Deux antihistaminiques puissants, la clémastine et la clopérastine, ont également montré une activité antivirale, tout comme le composé PB28 et l’hormone féminine progestérone. À l’heure actuelle, les chercheurs ne savent pas exactement comment les protéines virales manipulent les récepteurs SigmaR1 et SigmaR2. Ils pensent que le virus utilise ces récepteurs pour aider à faire des copies de lui-même, donc la diminution de leur activité inhibe probablement la réplication et réduit l’infection.
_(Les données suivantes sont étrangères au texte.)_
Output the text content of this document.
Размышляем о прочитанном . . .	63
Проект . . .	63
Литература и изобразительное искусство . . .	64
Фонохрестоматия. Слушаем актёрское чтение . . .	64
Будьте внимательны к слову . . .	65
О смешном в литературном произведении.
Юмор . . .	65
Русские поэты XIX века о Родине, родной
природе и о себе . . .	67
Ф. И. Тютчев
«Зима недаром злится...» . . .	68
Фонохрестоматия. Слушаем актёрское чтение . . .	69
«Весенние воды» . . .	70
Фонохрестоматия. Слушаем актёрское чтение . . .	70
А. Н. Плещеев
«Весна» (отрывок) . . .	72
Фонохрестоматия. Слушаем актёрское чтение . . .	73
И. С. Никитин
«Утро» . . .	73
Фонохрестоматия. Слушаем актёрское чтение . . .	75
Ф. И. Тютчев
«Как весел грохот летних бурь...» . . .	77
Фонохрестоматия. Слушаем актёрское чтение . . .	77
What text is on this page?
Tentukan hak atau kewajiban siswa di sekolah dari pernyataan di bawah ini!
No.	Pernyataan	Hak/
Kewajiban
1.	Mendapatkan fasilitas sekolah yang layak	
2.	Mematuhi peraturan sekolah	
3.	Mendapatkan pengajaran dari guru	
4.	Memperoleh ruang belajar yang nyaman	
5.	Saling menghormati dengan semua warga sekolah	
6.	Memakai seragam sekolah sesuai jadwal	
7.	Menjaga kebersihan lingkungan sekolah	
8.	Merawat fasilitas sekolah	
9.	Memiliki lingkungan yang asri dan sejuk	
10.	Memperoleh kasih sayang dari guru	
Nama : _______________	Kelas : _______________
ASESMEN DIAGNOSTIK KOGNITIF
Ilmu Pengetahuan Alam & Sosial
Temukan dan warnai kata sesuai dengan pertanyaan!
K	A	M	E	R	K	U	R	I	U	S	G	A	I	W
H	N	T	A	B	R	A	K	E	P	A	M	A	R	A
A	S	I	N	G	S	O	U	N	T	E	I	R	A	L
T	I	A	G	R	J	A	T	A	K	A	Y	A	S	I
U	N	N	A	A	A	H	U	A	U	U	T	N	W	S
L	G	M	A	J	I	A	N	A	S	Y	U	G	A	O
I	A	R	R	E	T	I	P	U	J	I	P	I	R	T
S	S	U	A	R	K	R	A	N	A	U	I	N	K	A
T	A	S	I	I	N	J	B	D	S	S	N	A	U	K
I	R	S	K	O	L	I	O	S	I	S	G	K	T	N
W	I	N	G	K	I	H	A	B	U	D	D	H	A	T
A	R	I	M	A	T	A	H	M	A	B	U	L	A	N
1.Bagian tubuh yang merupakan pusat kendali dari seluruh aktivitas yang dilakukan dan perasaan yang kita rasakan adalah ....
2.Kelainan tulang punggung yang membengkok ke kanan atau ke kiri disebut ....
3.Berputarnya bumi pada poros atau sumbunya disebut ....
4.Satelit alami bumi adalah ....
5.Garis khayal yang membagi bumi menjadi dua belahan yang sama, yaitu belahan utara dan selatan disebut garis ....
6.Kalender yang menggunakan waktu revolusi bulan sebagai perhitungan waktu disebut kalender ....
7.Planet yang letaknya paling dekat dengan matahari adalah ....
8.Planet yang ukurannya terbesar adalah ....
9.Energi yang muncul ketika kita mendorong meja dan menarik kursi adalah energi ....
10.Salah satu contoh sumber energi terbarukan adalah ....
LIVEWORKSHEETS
Phase préliminaire des tests et possible inefficacité de l’hydroxychloroquine
Fait intéressant, un septième composé — un ingrédient que l’on trouve couramment dans les antitussifs, appelé dextrométhorphane — fait le contraire : sa présence aide le virus. Lorsque des chercheurs ont testé des cellules infectées avec ce composé, le virus a pu se répliquer plus facilement et plus de cellules sont mortes.
Un autre fait intéressant à noter est que l’hydroxychloroquine — le médicament controversé qui a montré des résultats mitigés dans le traitement du COVID-19 — se lie également aux récepteurs SigmaR1 et SigmaR2. Mais sur la base des expériences menées dans les deux laboratoires, les chercheurs ne pensent pas que l’hydroxychloroquine s’y lie efficacement.
Les biochimistes savent depuis longtemps que l’hydroxychloroquine se lie facilement aux récepteurs du cœur et peut causer des dommages. En raison de ces différences dans les tendances de liaison, les auteurs ne pensent pas que l’hydroxychloroquine soit un traitement fiable. Les essais cliniques en cours devraient bientôt clarifier ces incertitudes.
Toutes ces découvertes, bien que prometteuses, doivent être soumises à des essais cliniques avant que la FDA ou quiconque ne conclue s’il faut prendre ou arrêter de prendre l’un de ces médicaments en réponse au COVID-19. Ni les populations, ni les décideurs, ni les médias ne devraient paniquer et tirer des conclusions hâtives.